Controls are the second half of the story. Timers, dimming, and smartphone scheduling let a homeowner light a yard only when and where it is needed, which is both the energy-conscious approach and, conveniently, the approach that makes a landscape look its best after dark. Efficiency and good design point the same way.
Material and fixture quality round it out. In a coastal region, solid brass or marine-grade fixtures and proper waterproof connections matter for longevity, and pairing durable hardware with efficient LEDs produces a system that is cheap to run and slow to fail. The code’s spirit and a quality install have converged.
How to Plan a Project in This Environment
For a homeowner, the takeaway is not to fear Title 24 but to design with its direction in mind, because the efficient, well-controlled approach the state favors is also the one that produces the best-looking, lowest-hassle result.
If the lighting is part of a larger permitted project, new construction or a substantial remodel, the timing of the permit determines which code applies, so it is worth confirming the effective edition with the local building department before submitting plans. Filing on either side of the changeover can affect what is required.
For a standalone landscape lighting upgrade, the energy code is rarely the gating factor, and the planning conversation should center on fixture quality, transformer sizing, controls, and how the light serves the yard. Efficient LEDs and smart scheduling deliver compliance-friendly performance almost as a byproduct of good design.
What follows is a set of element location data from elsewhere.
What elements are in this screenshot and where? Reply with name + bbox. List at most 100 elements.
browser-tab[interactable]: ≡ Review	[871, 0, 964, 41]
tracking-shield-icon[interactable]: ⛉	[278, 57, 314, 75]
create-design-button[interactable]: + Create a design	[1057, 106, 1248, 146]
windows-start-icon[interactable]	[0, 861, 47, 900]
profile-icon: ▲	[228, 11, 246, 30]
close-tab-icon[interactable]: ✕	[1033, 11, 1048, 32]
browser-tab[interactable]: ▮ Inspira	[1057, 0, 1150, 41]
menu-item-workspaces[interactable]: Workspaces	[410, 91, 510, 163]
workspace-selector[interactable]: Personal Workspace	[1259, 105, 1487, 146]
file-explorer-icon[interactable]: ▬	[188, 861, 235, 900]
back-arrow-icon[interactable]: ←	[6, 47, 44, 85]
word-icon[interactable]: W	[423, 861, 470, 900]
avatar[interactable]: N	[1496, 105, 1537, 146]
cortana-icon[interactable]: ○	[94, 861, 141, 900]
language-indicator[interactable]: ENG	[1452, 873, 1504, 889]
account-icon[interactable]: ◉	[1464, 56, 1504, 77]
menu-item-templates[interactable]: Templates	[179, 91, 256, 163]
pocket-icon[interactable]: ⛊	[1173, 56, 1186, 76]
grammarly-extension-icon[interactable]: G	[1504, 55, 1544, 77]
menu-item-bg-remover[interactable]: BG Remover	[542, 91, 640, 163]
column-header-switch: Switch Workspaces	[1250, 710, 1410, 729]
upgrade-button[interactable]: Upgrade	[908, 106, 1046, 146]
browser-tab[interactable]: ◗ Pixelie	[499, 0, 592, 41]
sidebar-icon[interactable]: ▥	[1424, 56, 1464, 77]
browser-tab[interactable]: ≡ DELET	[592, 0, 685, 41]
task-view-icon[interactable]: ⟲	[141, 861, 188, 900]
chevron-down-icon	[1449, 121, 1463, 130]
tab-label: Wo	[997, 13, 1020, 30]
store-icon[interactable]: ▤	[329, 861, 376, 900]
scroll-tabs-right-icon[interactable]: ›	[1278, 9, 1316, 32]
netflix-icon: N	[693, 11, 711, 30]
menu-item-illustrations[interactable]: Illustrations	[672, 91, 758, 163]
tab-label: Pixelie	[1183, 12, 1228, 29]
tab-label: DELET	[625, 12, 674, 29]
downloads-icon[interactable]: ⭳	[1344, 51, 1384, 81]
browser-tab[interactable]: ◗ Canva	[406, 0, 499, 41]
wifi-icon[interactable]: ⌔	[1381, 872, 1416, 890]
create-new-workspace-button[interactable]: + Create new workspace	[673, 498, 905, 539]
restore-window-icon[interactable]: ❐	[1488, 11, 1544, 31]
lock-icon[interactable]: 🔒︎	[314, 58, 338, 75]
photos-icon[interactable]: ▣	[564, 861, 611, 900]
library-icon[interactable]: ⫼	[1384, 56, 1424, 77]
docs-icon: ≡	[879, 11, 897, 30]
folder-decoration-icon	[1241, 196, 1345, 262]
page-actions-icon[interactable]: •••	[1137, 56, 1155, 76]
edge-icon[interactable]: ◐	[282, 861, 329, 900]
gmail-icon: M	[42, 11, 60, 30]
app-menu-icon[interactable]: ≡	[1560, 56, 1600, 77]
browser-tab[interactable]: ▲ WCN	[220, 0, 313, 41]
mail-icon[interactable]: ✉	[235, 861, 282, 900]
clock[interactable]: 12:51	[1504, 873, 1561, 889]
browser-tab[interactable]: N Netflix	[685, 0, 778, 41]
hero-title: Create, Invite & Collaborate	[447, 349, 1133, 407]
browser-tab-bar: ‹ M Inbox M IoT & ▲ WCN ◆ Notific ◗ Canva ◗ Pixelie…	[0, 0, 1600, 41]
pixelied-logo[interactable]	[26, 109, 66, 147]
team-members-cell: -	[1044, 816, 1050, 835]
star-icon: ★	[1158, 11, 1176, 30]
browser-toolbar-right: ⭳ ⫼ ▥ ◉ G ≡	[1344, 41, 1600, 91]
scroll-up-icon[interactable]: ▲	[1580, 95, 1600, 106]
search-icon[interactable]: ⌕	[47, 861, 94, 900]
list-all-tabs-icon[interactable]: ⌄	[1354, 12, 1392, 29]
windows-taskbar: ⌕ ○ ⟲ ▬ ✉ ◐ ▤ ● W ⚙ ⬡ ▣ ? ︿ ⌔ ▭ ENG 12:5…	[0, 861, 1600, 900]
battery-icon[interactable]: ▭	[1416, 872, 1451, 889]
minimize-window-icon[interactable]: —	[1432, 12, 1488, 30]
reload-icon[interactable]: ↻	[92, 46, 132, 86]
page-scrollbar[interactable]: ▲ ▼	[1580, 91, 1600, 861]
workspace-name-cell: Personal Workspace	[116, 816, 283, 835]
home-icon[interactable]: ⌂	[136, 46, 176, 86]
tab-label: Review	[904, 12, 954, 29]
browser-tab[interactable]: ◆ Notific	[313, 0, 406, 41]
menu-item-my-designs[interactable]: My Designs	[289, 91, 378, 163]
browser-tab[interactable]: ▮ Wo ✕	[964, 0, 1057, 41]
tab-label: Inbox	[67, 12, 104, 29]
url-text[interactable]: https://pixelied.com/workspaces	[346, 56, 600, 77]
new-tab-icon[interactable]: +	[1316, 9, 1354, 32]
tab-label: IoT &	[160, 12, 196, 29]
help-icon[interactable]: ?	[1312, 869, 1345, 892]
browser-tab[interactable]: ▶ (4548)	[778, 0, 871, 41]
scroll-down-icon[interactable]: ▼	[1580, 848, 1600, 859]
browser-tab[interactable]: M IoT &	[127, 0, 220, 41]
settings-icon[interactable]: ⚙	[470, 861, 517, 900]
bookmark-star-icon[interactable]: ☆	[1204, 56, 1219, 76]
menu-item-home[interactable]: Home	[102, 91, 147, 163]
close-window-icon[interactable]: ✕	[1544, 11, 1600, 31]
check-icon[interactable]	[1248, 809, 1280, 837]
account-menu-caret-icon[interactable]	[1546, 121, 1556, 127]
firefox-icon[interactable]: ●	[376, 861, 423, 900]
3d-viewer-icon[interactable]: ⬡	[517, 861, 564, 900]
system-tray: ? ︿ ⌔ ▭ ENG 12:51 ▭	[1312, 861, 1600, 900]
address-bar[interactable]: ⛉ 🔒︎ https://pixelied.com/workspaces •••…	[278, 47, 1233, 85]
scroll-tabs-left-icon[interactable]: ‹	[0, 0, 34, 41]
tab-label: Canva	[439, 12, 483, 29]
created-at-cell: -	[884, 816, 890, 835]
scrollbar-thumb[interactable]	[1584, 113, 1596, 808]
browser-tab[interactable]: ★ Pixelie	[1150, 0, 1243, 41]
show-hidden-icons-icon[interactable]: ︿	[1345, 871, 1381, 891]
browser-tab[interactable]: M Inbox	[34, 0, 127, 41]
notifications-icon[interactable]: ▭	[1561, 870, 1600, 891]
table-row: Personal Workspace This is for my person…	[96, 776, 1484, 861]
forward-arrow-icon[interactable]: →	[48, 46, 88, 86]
It also pays to remember that codes evolve on a three-year cycle and that local jurisdictions can adopt amendments stricter than the state baseline, so current requirements should be confirmed for the specific project and location rather than assumed. What is accurate this year may shift at the next update.
The larger point is that California keeps ratcheting toward efficiency, and outdoor lighting has largely already arrived there. A San Diego homeowner planning a project in 2026 is designing into a settled consensus, efficient LEDs, smart controls, durable fixtures, that satisfies the code’s intent and simply makes for a better-lit yard.
It also helps to separate the two regulatory worlds a project touches. The energy code governs how much power a system is allowed to draw and how it must be controlled, mostly on new construction, while local light-pollution rules govern how and where light is allowed to fall. A homeowner who keeps those two questions distinct will have a far easier time understanding what actually applies to their yard.
The encouraging reality is that meeting both is mostly a matter of hiring well and specifying quality. A designer who works in low-voltage LED, sizes the transformer correctly, uses marine-grade fixtures, and builds in scheduling will produce a system that is efficient by default and easy to keep compliant as codes evolve. The constraints reward good practice rather than punishing it.